Ils se battent depuis des années, avec l’énergie du
désespoir. La révolte déclenchée à Sidi Bouzid le 18
décembre s’inscrit dans un cycle de luttes déclenché au
printemps 2008, simultanément au Maroc, en Algérie et en
Tunisie.
Au Maroc, ce sont les jeunes de Sidi Ifni qui ont bloqué
l’accès au port de pêche d’où partent les sardines mises en
boîte par les entreprises espagnoles installées à Agadir. À
l’aube du samedi 7 juin 2008, les forces de prépression ont
déclenché une "opération éradication" d’une violence inouïe
contre le sit-in sous la tente des jeunes diplômés chômeurs.
Au même moment, la jeunesse de Redeyef et Gafsa, en Tunisie,
se soulevait, entraînant pratiquement toute la population
dans sa révolte. Ici aussi, la réponse fut une répression
impitoyable, qui fit des morts, des blessés et jeta en
prison un certain nombre de révoltés.
Auparavant, c’était les jeunes de Gdyel, dans la banlieue
autrefois rurale d’Oran, en Algérie, qui s’était révoltés,
mettant le feu aux bâtiments du pouvoir. Dans les trois cas,
la cause immédiate des révoltes était la même : les jeunes
diplômés chômeurs en avaient assez de ne pas
obtenir de réponse à leurs revendications, de voir les
concours d’embauche privilégier des parents et des proches
des gens du pouvoir, souvent étrangers à la région et peu
qualifiés, et d’être réprimés dans leurs tentatives de s’en
sortir.
À Gdyel, les policiers avaient pris l’habitude de répandre
du détergent sur les étals de poissons mis en place par les
jeunes précaires, étals "sauvages" puisqu’ils n’avaient pas
accès aux étals officiels du Souk El Fellah (marché) local.

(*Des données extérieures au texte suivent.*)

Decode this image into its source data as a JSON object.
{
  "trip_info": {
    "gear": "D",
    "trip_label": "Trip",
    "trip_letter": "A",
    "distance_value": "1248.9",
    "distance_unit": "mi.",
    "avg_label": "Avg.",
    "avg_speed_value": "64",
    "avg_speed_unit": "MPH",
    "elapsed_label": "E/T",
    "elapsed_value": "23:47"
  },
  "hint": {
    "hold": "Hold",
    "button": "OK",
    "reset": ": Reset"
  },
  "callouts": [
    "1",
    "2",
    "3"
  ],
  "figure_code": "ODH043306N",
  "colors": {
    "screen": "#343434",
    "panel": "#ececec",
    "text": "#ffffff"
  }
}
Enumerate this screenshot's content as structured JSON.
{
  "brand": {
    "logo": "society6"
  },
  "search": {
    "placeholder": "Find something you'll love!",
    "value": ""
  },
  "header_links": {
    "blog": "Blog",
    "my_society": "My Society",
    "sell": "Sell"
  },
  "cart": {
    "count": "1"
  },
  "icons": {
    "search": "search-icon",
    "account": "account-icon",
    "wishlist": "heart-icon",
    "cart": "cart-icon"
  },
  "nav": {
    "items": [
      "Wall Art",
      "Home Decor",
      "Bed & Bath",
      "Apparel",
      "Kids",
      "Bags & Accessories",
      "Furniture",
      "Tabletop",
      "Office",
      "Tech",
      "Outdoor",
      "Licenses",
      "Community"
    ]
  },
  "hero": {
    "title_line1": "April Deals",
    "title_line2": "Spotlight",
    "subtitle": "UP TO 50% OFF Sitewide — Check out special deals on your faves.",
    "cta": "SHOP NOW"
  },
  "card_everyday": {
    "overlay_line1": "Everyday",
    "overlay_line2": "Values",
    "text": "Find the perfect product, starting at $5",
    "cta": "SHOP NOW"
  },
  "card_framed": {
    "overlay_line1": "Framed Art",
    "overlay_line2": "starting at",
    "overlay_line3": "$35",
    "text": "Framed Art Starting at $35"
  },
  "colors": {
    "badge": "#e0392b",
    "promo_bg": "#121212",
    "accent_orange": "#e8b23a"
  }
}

À Sidi Bouzid, Mohamed Bouazizi, diplômé de l’Institut
supérieur d’informatique de Mahdia, s’était mis à vendre des
fruits et légumes sans autorisation. Les policiers lui
avaient confisqué ses produits, ce qui a provoqué son geste
de protestation.
Toutes ces révoltes ont des caractéristiques communes :
- Sous leur apparence spontanée, elles sont organisées.
Les jeunes diplômés chômeurs se connaissent tous, se voient
tous les jours, dans les mêmes rues, dans les mêmes
cyber-boutiques. Ils ont tout le temps pour mettre au point
leurs actions de résistance.
-
Ils ont une méfiance absolue dans tout ce qui se
présente comme "politique" – officielle ou opposante – et ne
font confiance qu’à ceux qu’ils connaissent eux-mêmes, leurs
pairs d’âge, les membres de leurs familles élargies, leurs
enseignants du primaire, du secondaire et du supérieur.
-
Ils constituent une nouvelle classe, le
cognitariat, équivalent du XXIème siècle du prolétariat
du XIXème et du XXème siècle. Les prolétaires étaent ceux
dont l’unique richesse était leur
proles – leur
progéniture en latin. Les cognitaires sont ceux dont la
connaissance - cognitio en latin – est l’unique
richesse. Ils savent tout de ce qui se passe dans le monde
et aucune des barrières électroniques dressées par le régime
– il y a en Tunisie un bon millier de policiers uniquement
chargés d’Internet – ne les empêche d’accéder aux
informations disponible sur la Toile dans toutes les langues
du monde. Les pages créées sur Facebook par les jeunes de
Sidi Bouzid comptent désormais des milliers d’inscrits.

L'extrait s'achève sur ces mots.